Article d'Alain Cugno  (extrait)

 

Alain Cugno, né en 1942, est un philosophe français, ancien élève de l'ENS de Saint-Cloud et docteur d'État. Il a longtemps enseigné la philosophie en khâgne, au lycée Lakanal (Sceaux). Il est l'auteur, notamment de L'Existence du mal et de La Blessure amoureuse.

 

La nature est d’abord manifestation, fait de se montrer, comme ça, gratuitement. Il ne fallait pas, dit Jacques Dewitte, qu’il y ait des ours blancs ou des tigres – mais il y en a – et quelle merveille, qu’il y en ait ! Il y a des fougères et des crustacés – et cet il y a ne renvoie à rien d’autre qu’à la gratuité d’une présence sans arrière fond. La manifestation n’est pas simplement que, selon la formule de Leibniz, « il y ait quelque chose plutôt que rien ». Elle signifie que tout ce qui est se montre, se redouble dans l’exposition de soi-même, quand bien même il n’y aurait pas de spectateur conscient. Cela appartient à la nature, fait partie de son essence. Par là elle se révèle liée à l’être même, elle est ontologique et pas seulement physique.
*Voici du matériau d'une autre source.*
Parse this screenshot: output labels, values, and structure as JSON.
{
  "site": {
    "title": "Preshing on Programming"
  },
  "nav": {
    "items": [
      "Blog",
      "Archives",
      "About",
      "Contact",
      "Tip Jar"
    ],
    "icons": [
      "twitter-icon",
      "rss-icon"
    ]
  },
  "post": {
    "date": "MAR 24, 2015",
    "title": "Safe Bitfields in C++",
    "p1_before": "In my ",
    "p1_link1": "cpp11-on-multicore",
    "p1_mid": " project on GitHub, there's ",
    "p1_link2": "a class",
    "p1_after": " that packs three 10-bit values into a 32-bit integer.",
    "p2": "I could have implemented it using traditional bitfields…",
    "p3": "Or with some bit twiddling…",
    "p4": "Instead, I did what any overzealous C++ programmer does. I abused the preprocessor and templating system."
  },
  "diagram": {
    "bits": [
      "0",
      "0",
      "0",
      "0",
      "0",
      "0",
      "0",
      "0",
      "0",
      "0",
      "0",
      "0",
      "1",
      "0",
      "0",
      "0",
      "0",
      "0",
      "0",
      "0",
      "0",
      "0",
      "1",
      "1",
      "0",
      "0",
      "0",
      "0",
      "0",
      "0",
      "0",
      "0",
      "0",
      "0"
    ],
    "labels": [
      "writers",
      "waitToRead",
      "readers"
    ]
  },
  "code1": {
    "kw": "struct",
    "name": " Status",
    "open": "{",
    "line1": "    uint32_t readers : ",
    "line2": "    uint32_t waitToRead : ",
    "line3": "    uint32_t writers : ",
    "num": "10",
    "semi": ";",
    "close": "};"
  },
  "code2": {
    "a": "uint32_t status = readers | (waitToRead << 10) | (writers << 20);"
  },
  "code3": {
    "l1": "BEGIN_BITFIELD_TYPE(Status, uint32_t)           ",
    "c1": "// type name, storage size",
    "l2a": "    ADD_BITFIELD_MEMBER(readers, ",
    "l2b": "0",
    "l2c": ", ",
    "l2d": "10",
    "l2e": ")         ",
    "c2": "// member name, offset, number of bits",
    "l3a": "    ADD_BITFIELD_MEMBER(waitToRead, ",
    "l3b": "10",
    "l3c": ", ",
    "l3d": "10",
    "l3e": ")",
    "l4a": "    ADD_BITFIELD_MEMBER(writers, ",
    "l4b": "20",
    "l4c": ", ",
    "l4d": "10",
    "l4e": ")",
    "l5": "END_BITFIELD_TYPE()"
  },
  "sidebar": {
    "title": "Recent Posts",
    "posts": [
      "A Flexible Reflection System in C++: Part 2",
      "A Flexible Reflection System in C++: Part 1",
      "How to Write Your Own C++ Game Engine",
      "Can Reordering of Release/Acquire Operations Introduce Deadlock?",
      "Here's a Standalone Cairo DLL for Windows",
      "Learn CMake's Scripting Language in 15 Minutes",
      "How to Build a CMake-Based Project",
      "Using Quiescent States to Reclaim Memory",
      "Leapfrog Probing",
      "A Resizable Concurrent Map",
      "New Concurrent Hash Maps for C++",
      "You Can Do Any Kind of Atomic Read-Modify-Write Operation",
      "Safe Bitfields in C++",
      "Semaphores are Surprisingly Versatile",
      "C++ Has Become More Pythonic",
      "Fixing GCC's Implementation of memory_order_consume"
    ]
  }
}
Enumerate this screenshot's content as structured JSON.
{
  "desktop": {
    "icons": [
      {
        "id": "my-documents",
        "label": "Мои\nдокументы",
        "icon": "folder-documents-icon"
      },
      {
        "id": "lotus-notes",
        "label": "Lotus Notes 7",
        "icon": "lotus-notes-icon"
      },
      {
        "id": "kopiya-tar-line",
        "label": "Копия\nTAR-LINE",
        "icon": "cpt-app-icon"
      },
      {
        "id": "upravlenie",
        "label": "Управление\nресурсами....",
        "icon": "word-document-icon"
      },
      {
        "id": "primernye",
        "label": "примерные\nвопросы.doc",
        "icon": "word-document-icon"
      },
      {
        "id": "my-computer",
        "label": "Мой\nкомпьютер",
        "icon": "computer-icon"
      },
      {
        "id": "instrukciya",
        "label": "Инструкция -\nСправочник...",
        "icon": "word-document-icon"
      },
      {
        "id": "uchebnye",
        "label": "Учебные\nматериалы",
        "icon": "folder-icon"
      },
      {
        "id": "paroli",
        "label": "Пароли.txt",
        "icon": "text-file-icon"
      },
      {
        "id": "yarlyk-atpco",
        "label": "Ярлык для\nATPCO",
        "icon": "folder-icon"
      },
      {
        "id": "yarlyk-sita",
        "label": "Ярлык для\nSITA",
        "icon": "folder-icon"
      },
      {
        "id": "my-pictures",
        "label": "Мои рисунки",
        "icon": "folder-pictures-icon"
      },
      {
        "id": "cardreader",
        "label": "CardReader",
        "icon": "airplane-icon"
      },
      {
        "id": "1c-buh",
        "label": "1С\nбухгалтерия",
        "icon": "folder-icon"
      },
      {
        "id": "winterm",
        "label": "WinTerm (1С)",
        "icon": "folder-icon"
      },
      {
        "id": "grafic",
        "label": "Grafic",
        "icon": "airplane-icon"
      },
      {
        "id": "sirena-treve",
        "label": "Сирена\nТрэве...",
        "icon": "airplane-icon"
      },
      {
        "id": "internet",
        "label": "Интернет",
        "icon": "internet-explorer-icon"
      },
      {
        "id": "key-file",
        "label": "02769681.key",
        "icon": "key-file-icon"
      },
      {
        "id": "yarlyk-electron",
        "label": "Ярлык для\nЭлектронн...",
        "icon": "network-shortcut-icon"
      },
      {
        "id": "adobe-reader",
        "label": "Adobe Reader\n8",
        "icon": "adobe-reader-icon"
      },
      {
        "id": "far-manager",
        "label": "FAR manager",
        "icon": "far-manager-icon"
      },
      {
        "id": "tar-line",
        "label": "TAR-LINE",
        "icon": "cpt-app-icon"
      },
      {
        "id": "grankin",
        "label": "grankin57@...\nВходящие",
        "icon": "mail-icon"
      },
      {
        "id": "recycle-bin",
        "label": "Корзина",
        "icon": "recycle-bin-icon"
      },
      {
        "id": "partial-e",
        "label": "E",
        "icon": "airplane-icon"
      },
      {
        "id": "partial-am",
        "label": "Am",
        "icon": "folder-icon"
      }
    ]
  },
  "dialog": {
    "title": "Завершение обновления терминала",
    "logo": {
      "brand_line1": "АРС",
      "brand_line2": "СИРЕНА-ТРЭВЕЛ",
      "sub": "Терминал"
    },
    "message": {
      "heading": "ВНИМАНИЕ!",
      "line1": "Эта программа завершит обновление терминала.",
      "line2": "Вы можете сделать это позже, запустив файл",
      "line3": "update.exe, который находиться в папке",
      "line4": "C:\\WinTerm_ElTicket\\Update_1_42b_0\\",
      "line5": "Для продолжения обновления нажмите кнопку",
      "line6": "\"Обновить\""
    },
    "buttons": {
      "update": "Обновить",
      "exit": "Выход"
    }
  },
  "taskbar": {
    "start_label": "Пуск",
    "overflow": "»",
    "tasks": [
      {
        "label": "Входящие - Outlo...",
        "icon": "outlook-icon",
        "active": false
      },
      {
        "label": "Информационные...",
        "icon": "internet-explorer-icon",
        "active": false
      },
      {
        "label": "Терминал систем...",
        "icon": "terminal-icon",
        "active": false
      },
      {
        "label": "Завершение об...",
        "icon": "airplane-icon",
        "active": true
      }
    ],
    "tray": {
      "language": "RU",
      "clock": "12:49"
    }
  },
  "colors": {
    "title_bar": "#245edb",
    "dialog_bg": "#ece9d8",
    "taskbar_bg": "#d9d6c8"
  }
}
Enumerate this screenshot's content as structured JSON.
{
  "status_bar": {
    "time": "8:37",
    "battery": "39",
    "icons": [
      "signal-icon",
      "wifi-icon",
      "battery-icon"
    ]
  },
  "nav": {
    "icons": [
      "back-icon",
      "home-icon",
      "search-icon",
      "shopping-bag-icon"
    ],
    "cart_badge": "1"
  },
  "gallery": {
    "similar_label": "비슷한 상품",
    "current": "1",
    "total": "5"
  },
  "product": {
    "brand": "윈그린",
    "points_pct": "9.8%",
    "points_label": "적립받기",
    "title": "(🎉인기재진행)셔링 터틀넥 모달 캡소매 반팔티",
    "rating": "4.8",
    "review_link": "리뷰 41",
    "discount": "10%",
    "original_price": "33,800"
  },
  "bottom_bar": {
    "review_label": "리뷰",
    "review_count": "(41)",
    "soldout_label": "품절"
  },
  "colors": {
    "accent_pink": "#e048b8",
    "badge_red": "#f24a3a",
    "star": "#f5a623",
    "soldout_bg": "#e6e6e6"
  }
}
Une visibilité sans spectateur : ce qui est de soi visible mais n’est vu par personne s’extasie dans sa propre visibilité, se donne donc comme s’il se voyait soi-même. Ce qui se voit soi-même, mais pourtant demeure inconscient, ou à la limite de la conscience, telle pourrait être en dernier ressort la phénoménologie propre de la nature, ce qui inscrit sa beauté dans son essence même – tant il est vrai que la beauté, à commencer par la beauté d’un visage, est la visibilité de cette chose si émouvante : l’extériorité non sue d’une intelligence. Mais entendre ce qui s’entend soi-même ou voir ce qui se voit soi-même – ce sont des formules qui peuvent aussi bien désigner notre rapport à l’animal ou à la plante qu’à l’œuvre d’art comme telle. Une manifestation qui se déploie indépendamment du regard humain – et qui pourtant l’appelle de tout son être. Une pure invitation, une convocation des humains à entendre et voir ce qui se manifeste en leur absence même. Il devient alors possible de dire, d’une manière fort proche de saint Augustin, que les êtres de la nature sont créés mais subsistent en l’absence et, pourrait-on dire, par l’absence de leur créateur, exactement comme les œuvres n’accèdent à leur statut d’œuvres que si elles peuvent subsister indépendamment de leur auteur, comme si elles se portaient elle-même à l’existence en manifestant un savoir qui passe tout savoir sur elles – celui de leur auteur compris.

Nous n'avons rien
d'autre à nous dire
que le monde.

La nature n’est donc ni sacrée, ni profane. Elle n’est pas non plus l’étrangeté par rapport aux humains – elle n’est pour eux ni séparation ni inclusion. On pense à Schelling : la nature est l’esprit visible, et l’esprit la nature invisible. La nature déploie visiblement le contenu de ce que l’esprit pense invisiblement. Si la parole est la manifestation propre de l’esprit, alors il faut dire que, comme les œuvres d’art, mais originairement, la nature donne le contenu de tout langage, sans le langage. Nous n’avons rien d’autre à nous dire que le monde.